U.S. stock markets are set to open unchanged after China reported weak industrial production numbers, retail sales, and fixed assets investments. Federal Reserve Chairman Powell will testify before the House Budget Committee, and Wall Street will hope he continues to feel a “sustained expansion” ahead for the U.S. Economy.
The S&P 500 remained in an eight-day trading range of 3050.72-3097.77 and closed Wednesday at 3094.04. Volume continues to be lower than average, and the RSI index is still just under the overbought level of 70. We continue to believe the next move could possibly be higher out of the trading range to a new all-time high.
We are currently long term bullish and short term bullish.
John N. Lilly III
Accredited Portfolio Management Advisor℠
Accredited Asset Management Specialist℠
Portfolio Manager, RJ
Dominguez & Jones Wealth Management Group
The Relative Strength Index (RSI), developed by J. Welles Wilder, is a momentum oscillator that measures the speed and changes of price movements.

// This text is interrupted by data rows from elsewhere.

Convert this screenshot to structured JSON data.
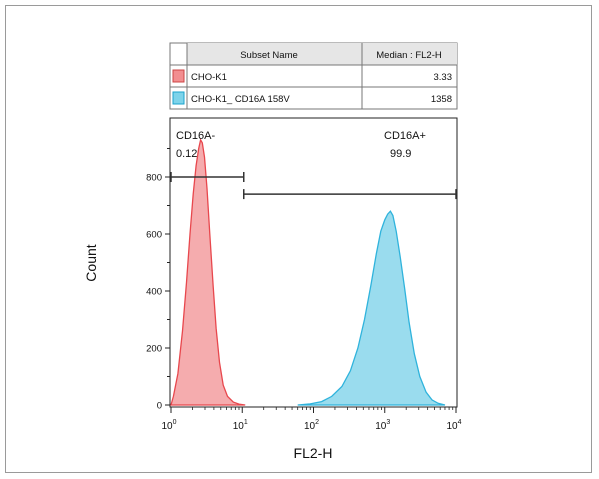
{
  "chart_data": {
    "type": "area",
    "title": "",
    "xlabel": "FL2-H",
    "ylabel": "Count",
    "x_scale": "log",
    "xlim": [
      1,
      10000
    ],
    "ylim": [
      0,
      1000
    ],
    "x_ticks": [
      {
        "value": 1,
        "base": "10",
        "exp": "0"
      },
      {
        "value": 10,
        "base": "10",
        "exp": "1"
      },
      {
        "value": 100,
        "base": "10",
        "exp": "2"
      },
      {
        "value": 1000,
        "base": "10",
        "exp": "3"
      },
      {
        "value": 10000,
        "base": "10",
        "exp": "4"
      }
    ],
    "y_ticks": [
      0,
      200,
      400,
      600,
      800
    ],
    "grid": false,
    "legend_table": {
      "headers": [
        "Subset Name",
        "Median : FL2-H"
      ],
      "rows": [
        {
          "name": "CHO-K1",
          "median": "3.33",
          "color": "#f28e90"
        },
        {
          "name": "CHO-K1_ CD16A 158V",
          "median": "1358",
          "color": "#7dd3ea"
        }
      ]
    },
    "series": [
      {
        "name": "CHO-K1",
        "fill": "#f4a3a5",
        "stroke": "#e8474d",
        "points": [
          [
            1,
            0
          ],
          [
            1.08,
            30
          ],
          [
            1.25,
            110
          ],
          [
            1.45,
            260
          ],
          [
            1.65,
            430
          ],
          [
            1.85,
            600
          ],
          [
            2.05,
            740
          ],
          [
            2.25,
            840
          ],
          [
            2.45,
            900
          ],
          [
            2.6,
            930
          ],
          [
            2.75,
            920
          ],
          [
            2.95,
            870
          ],
          [
            3.2,
            760
          ],
          [
            3.5,
            600
          ],
          [
            3.9,
            420
          ],
          [
            4.3,
            270
          ],
          [
            4.8,
            150
          ],
          [
            5.4,
            70
          ],
          [
            6.2,
            30
          ],
          [
            7.5,
            10
          ],
          [
            9,
            3
          ],
          [
            11,
            0
          ]
        ]
      },
      {
        "name": "CHO-K1_ CD16A 158V",
        "fill": "#8fd8ec",
        "stroke": "#2fb3dc",
        "points": [
          [
            60,
            0
          ],
          [
            90,
            4
          ],
          [
            130,
            12
          ],
          [
            180,
            30
          ],
          [
            250,
            65
          ],
          [
            330,
            120
          ],
          [
            420,
            200
          ],
          [
            520,
            300
          ],
          [
            640,
            420
          ],
          [
            760,
            530
          ],
          [
            880,
            610
          ],
          [
            1000,
            650
          ],
          [
            1100,
            670
          ],
          [
            1200,
            680
          ],
          [
            1300,
            665
          ],
          [
            1450,
            610
          ],
          [
            1650,
            520
          ],
          [
            1900,
            410
          ],
          [
            2200,
            290
          ],
          [
            2600,
            180
          ],
          [
            3100,
            100
          ],
          [
            3800,
            45
          ],
          [
            4600,
            18
          ],
          [
            5600,
            6
          ],
          [
            7000,
            0
          ]
        ]
      }
    ],
    "gates": [
      {
        "name": "CD16A-",
        "value": "0.12",
        "x_from": 1,
        "x_to": 10.5,
        "y": 800
      },
      {
        "name": "CD16A+",
        "value": "99.9",
        "x_from": 10.5,
        "x_to": 10000,
        "y": 740
      }
    ]
  }
}
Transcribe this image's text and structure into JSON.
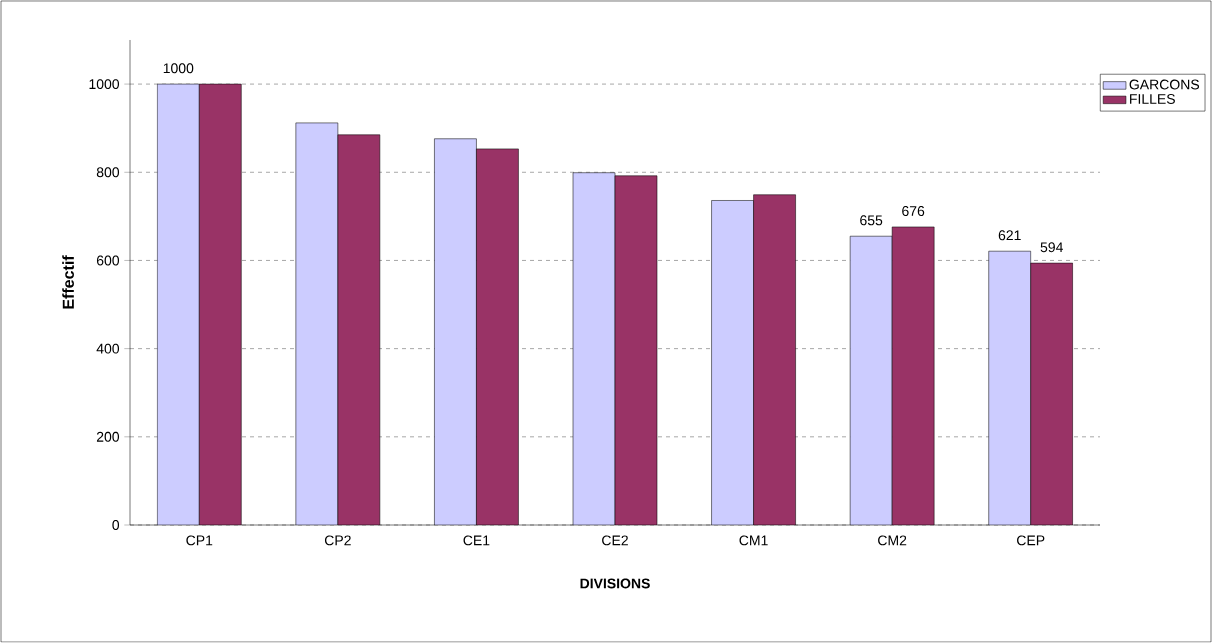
{
  "chart_data": {
    "type": "bar",
    "xlabel": "DIVISIONS",
    "ylabel": "Effectif",
    "categories": [
      "CP1",
      "CP2",
      "CE1",
      "CE2",
      "CM1",
      "CM2",
      "CEP"
    ],
    "series": [
      {
        "name": "GARCONS",
        "color": "#ccccff",
        "values": [
          1000,
          912,
          876,
          799,
          736,
          655,
          621
        ],
        "value_labels": [
          "1000",
          null,
          null,
          null,
          null,
          "655",
          "621"
        ]
      },
      {
        "name": "FILLES",
        "color": "#993366",
        "values": [
          1000,
          885,
          853,
          792,
          749,
          676,
          594
        ],
        "value_labels": [
          null,
          null,
          null,
          null,
          null,
          "676",
          "594"
        ]
      }
    ],
    "ylim": [
      0,
      1100
    ],
    "yticks": [
      0,
      200,
      400,
      600,
      800,
      1000
    ],
    "grid": "y",
    "legend": "top right"
  }
}
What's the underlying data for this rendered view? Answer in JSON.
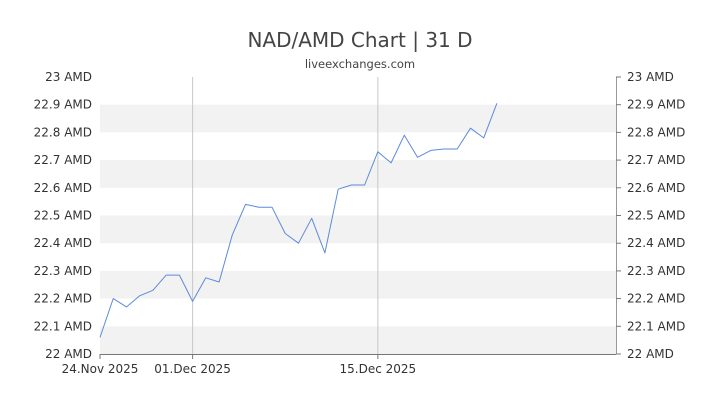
{
  "chart_data": {
    "type": "line",
    "title": "NAD/AMD Chart | 31 D",
    "subtitle": "liveexchanges.com",
    "ylim": [
      22.0,
      23.0
    ],
    "y_ticks": [
      22.0,
      22.1,
      22.2,
      22.3,
      22.4,
      22.5,
      22.6,
      22.7,
      22.8,
      22.9,
      23.0
    ],
    "y_tick_labels": [
      "22 AMD",
      "22.1 AMD",
      "22.2 AMD",
      "22.3 AMD",
      "22.4 AMD",
      "22.5 AMD",
      "22.6 AMD",
      "22.7 AMD",
      "22.8 AMD",
      "22.9 AMD",
      "23 AMD"
    ],
    "x_ticks": [
      {
        "date": "2025-11-24",
        "label": "24.Nov 2025",
        "gridline": false
      },
      {
        "date": "2025-12-01",
        "label": "01.Dec 2025",
        "gridline": true
      },
      {
        "date": "2025-12-15",
        "label": "15.Dec 2025",
        "gridline": true
      }
    ],
    "xlim": [
      "2025-11-24",
      "2026-01-02"
    ],
    "grid": "alternating horizontal bands",
    "series": [
      {
        "color": "#5b8bd9",
        "points": [
          {
            "x": "2025-11-24",
            "y": 22.06
          },
          {
            "x": "2025-11-25",
            "y": 22.2
          },
          {
            "x": "2025-11-26",
            "y": 22.17
          },
          {
            "x": "2025-11-27",
            "y": 22.21
          },
          {
            "x": "2025-11-28",
            "y": 22.23
          },
          {
            "x": "2025-11-29",
            "y": 22.285
          },
          {
            "x": "2025-11-30",
            "y": 22.285
          },
          {
            "x": "2025-12-01",
            "y": 22.19
          },
          {
            "x": "2025-12-02",
            "y": 22.275
          },
          {
            "x": "2025-12-03",
            "y": 22.26
          },
          {
            "x": "2025-12-04",
            "y": 22.43
          },
          {
            "x": "2025-12-05",
            "y": 22.54
          },
          {
            "x": "2025-12-06",
            "y": 22.53
          },
          {
            "x": "2025-12-07",
            "y": 22.53
          },
          {
            "x": "2025-12-08",
            "y": 22.435
          },
          {
            "x": "2025-12-09",
            "y": 22.4
          },
          {
            "x": "2025-12-10",
            "y": 22.49
          },
          {
            "x": "2025-12-11",
            "y": 22.365
          },
          {
            "x": "2025-12-12",
            "y": 22.595
          },
          {
            "x": "2025-12-13",
            "y": 22.61
          },
          {
            "x": "2025-12-14",
            "y": 22.61
          },
          {
            "x": "2025-12-15",
            "y": 22.73
          },
          {
            "x": "2025-12-16",
            "y": 22.69
          },
          {
            "x": "2025-12-17",
            "y": 22.79
          },
          {
            "x": "2025-12-18",
            "y": 22.71
          },
          {
            "x": "2025-12-19",
            "y": 22.735
          },
          {
            "x": "2025-12-20",
            "y": 22.74
          },
          {
            "x": "2025-12-21",
            "y": 22.74
          },
          {
            "x": "2025-12-22",
            "y": 22.815
          },
          {
            "x": "2025-12-23",
            "y": 22.78
          },
          {
            "x": "2025-12-24",
            "y": 22.905
          }
        ]
      }
    ]
  }
}
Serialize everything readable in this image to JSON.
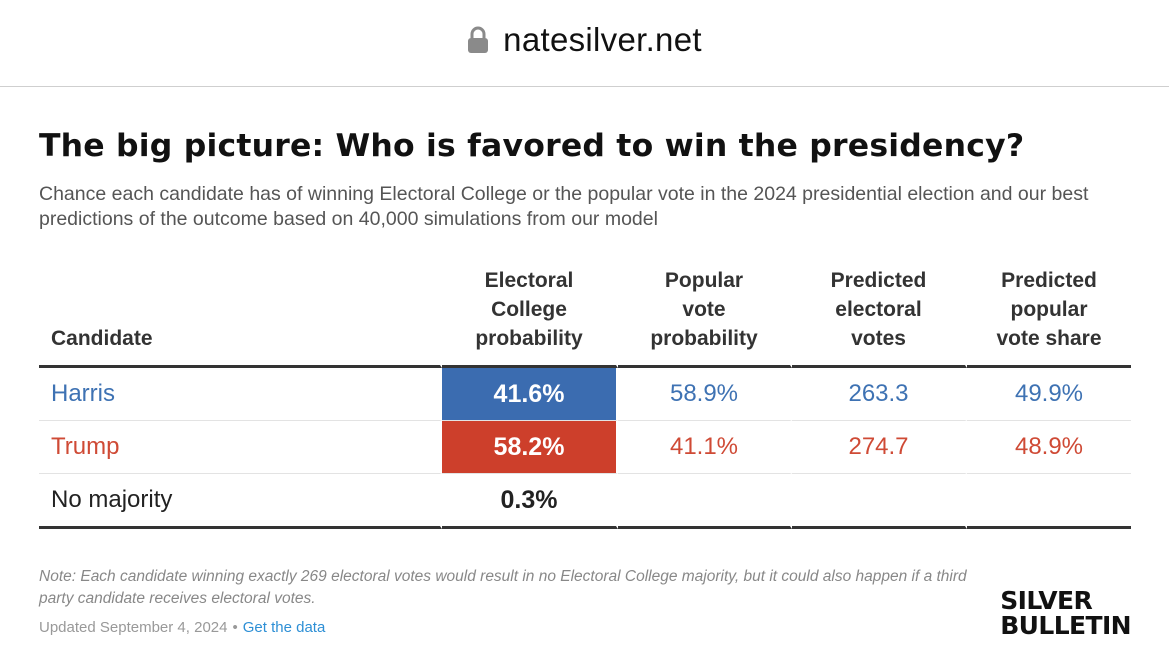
{
  "browser": {
    "url": "natesilver.net",
    "lock_icon": "lock-icon"
  },
  "article": {
    "title": "The big picture: Who is favored to win the presidency?",
    "subtitle": "Chance each candidate has of winning Electoral College or the popular vote in the 2024 presidential election and our best predictions of the outcome based on 40,000 simulations from our model"
  },
  "table": {
    "headers": {
      "candidate": "Candidate",
      "ec_prob": [
        "Electoral",
        "College",
        "probability"
      ],
      "pop_prob": [
        "Popular",
        "vote",
        "probability"
      ],
      "pred_ev": [
        "Predicted",
        "electoral",
        "votes"
      ],
      "pred_share": [
        "Predicted",
        "popular",
        "vote share"
      ]
    },
    "rows": [
      {
        "candidate": "Harris",
        "ec_prob": "41.6%",
        "pop_prob": "58.9%",
        "pred_ev": "263.3",
        "pred_share": "49.9%"
      },
      {
        "candidate": "Trump",
        "ec_prob": "58.2%",
        "pop_prob": "41.1%",
        "pred_ev": "274.7",
        "pred_share": "48.9%"
      },
      {
        "candidate": "No majority",
        "ec_prob": "0.3%",
        "pop_prob": "",
        "pred_ev": "",
        "pred_share": ""
      }
    ]
  },
  "colors": {
    "harris": "#3b6cb0",
    "trump": "#cd3f2b",
    "link": "#2d8fd5"
  },
  "footer": {
    "note": "Note: Each candidate winning exactly 269 electoral votes would result in no Electoral College majority, but it could also happen if a third party candidate receives electoral votes.",
    "updated": "Updated September 4, 2024",
    "separator": "•",
    "link_label": "Get the data"
  },
  "logo": {
    "line1": "SILVER",
    "line2": "BULLETIN"
  }
}
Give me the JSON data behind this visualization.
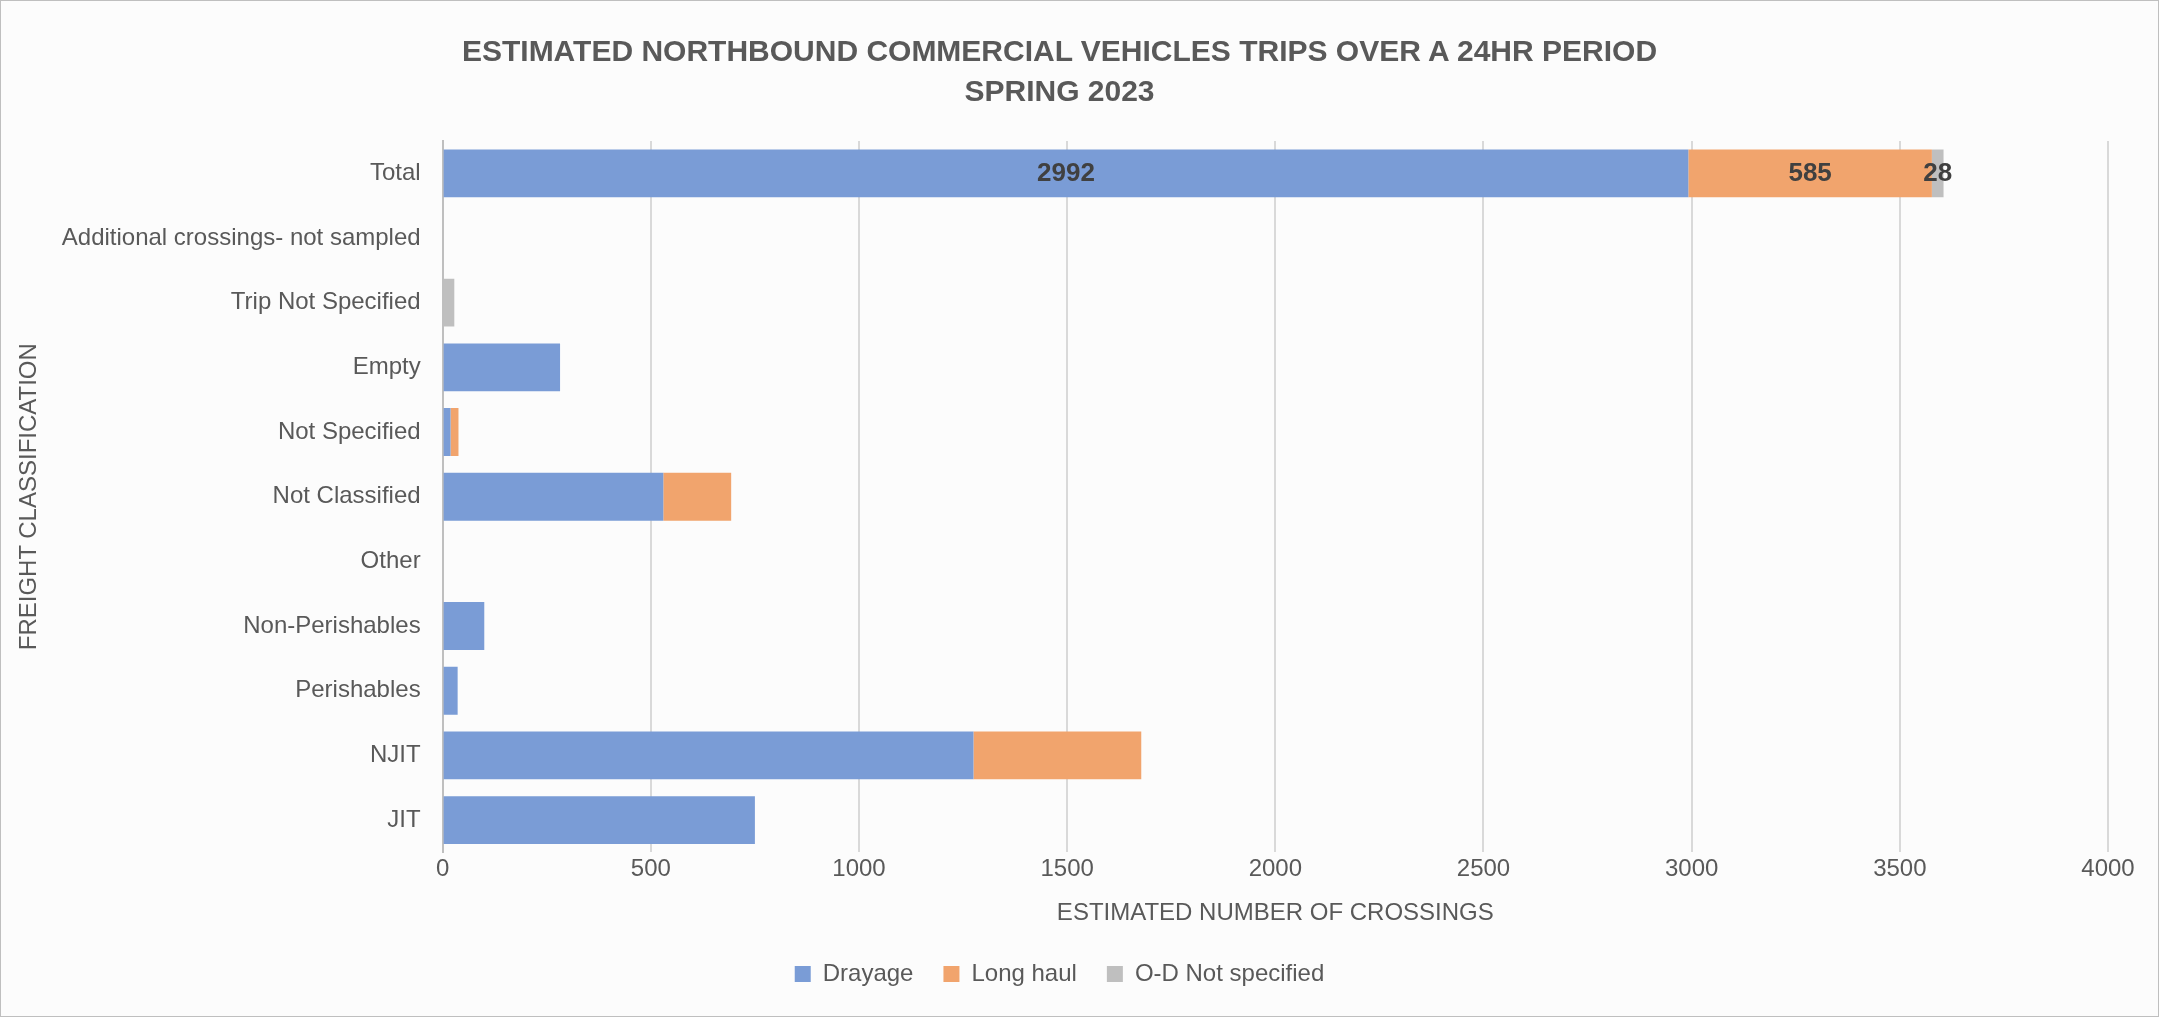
{
  "chart_data": {
    "type": "bar",
    "orientation": "horizontal",
    "stacked": true,
    "title": "ESTIMATED NORTHBOUND COMMERCIAL VEHICLES TRIPS OVER A 24HR PERIOD",
    "subtitle": "SPRING 2023",
    "xlabel": "ESTIMATED NUMBER OF CROSSINGS",
    "ylabel": "FREIGHT CLASSIFICATION",
    "categories": [
      "Total",
      "Additional crossings- not sampled",
      "Trip Not Specified",
      "Empty",
      "Not Specified",
      "Not Classified",
      "Other",
      "Non-Perishables",
      "Perishables",
      "NJIT",
      "JIT"
    ],
    "series": [
      {
        "name": "Drayage",
        "color": "#7a9cd6",
        "values": [
          2992,
          null,
          null,
          282,
          19,
          530,
          null,
          100,
          36,
          1275,
          750
        ],
        "value_labels": [
          "2992",
          null,
          null,
          null,
          null,
          null,
          null,
          null,
          null,
          null,
          null
        ]
      },
      {
        "name": "Long haul",
        "color": "#f1a46d",
        "values": [
          585,
          null,
          null,
          null,
          19,
          163,
          null,
          null,
          null,
          403,
          null
        ],
        "value_labels": [
          "585",
          null,
          null,
          null,
          null,
          null,
          null,
          null,
          null,
          null,
          null
        ]
      },
      {
        "name": "O-D Not specified",
        "color": "#bfbfbf",
        "values": [
          28,
          null,
          28,
          null,
          null,
          null,
          null,
          null,
          null,
          null,
          null
        ],
        "value_labels": [
          "28",
          null,
          null,
          null,
          null,
          null,
          null,
          null,
          null,
          null,
          null
        ]
      }
    ],
    "xlim": [
      0,
      4000
    ],
    "xticks": [
      0,
      500,
      1000,
      1500,
      2000,
      2500,
      3000,
      3500,
      4000
    ],
    "grid": "x",
    "legend": "bottom"
  }
}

The S&P 500 is an unmanaged index of 500 widely held stocks that is generally considered representative of the U.S stock market. Past performance may not be indicative of future results. Keep in mind that individuals cannot invest directly in any index, and index performance does not include transaction costs or other fees, which will affect actual investment performance. Individual investors’ results will vary. Opinions expressed are those of the author John N. Lilly III, and not necessarily those of Raymond James. “There is no guarantee that these statements, opinions or forecast provided herein will prove to be correct. “The information contained was received from sources believed to be reliable, but accuracy is not guaranteed. Investing always involves risk and you may incur a profit or loss. No investment strategy can guarantee success. The charts and/or tables presented herein are for illustrative purposes only and should not be considered as the sole basis for your investment decision. International investing involves special risks, including currency fluctuations, different financial accounting standards, and possible political and economic volatility. Investing in emerging markets can be riskier than investing in well-established foreign markets.